Why that matters for Trader Joe’s
Trader Joe’s does not run the same playbook, and that is exactly why the comparison is useful. The company says it has been turning grocery shopping into a “welcoming journey full of discovery and fun since 1967,” and it also says it does not have sales, coupons, loyalty programs, or membership cards. That means the store itself has to do more of the work that other chains now outsource to apps, creator campaigns, and personalized offers.
The chain has long leaned on a different kind of discovery engine: customer conversation, crew recommendations, and product curation that feels personal even at scale. Trader Joe’s says its crew members help create a store environment that is “rewarding, eventful and fun,” and that language lines up with the way shoppers actually move through the chain. They ask what is new, what is seasonal, what sold out, and what to try instead. That is already social commerce, just without the paid creator layer.
The practical takeaway for crew members is simple. If social feeds are becoming the top of the funnel, the store team is becoming the last mile. A shopper may walk in because of a TikTok video, but the basket is still won or lost by the way the crew explains a product, points to a substitute, or sets expectations when the shelf is empty.
What Trader Joe’s already knows about buzz
Trader Joe’s has never needed a loyalty app to prove that customer attention can move fast. The company says customers vote every year in its Customer Choice Awards, and it marked the 17th annual awards in January 2026. That kind of participation shows how much the brand already depends on customers turning product discovery into a shared game.
The mini canvas tote episode made the same point even more sharply. In 2024, the bags retailed for $2.99 and spread across TikTok fast enough that some resale listings climbed into the hundreds of dollars.

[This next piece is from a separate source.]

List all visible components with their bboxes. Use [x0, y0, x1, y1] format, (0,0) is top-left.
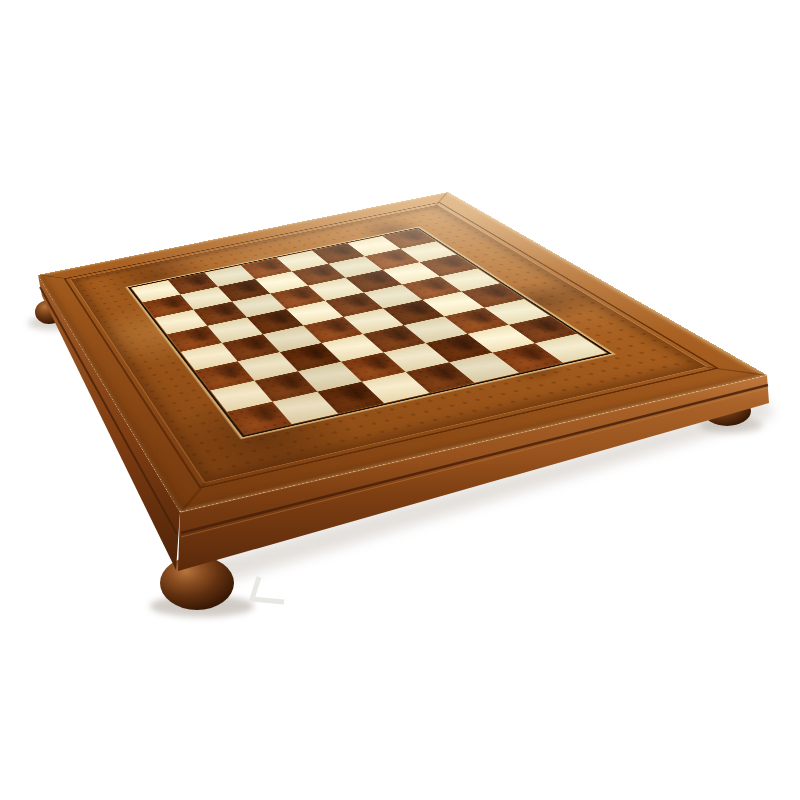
- chessboard-product-photo: [0, 0, 800, 800]
- backdrop-watermark: [252, 577, 284, 602]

TIME reported one eBay listing for a set of four at $1,199.99, a number that says more about scarcity and fandom than about the bags themselves. Trader Joe’s told TIME in March 2024 that more totes were coming, that they sold more quickly than anticipated, that customers across the country found them before the company had a chance to promote them, and that it did not endorse resale on any platform.
That pattern did not stop there. Trader Joe’s confirmed in 2026 that another mini canvas tote would be restocked daily “for as long as they are available,” putting crew members back on the front line of a viral product moment. Once again, the company’s store teams are not just stocking shelves. They are managing the spread of demand in real time.
What crew and managers should infer from the shift
The bigger lesson is not that every chain needs an influencer army. It is that demand now arrives in waves that are harder to predict and easier to amplify. GRIN’s Modern Consumer Survey found that 74% of U.S. consumers had purchased a product or service because an influencer recommended it, and 68% said they had bought products directly from social media apps. Those are not fringe behaviors anymore. They are part of the baseline shopping pattern crew members are already seeing at the register and on the floor.
For Trader Joe’s, that means a few operational realities matter more than they used to:
- Product knowledge becomes a sales tool and a de-escalation tool. If a customer comes in for a viral snack or limited-run item, the crew member who can explain what is in stock, what is seasonal, and what is closest in taste can save the trip.
- Signage has to work harder. Clear shelf tags, fast handwritten callouts, and simple explanations matter when shoppers are arriving with internet-fed expectations.
- Demand spikes are not random anymore. A product can go from niche to must-have overnight, so managers need to watch social momentum as closely as they watch case counts.
- Substitution skill is part of the brand. Trader Joe’s built trust on recommendations, and that trust is what keeps a disappointed shopper from walking out empty-handed.
Target’s Club Target shows one version of the future: a retailer trying to turn creators into a measurable traffic engine. Trader Joe’s shows another: a company whose organic buzz machine already exists in the aisles, through limited assortment, crew guidance, and products people feel compelled to tell each other about. As shopping discovery keeps moving onto phones, the value of a well-briefed crew only goes up. The stores that win will be the ones that can turn online curiosity into an orderly, well-explained in-store experience before the shelf sells out.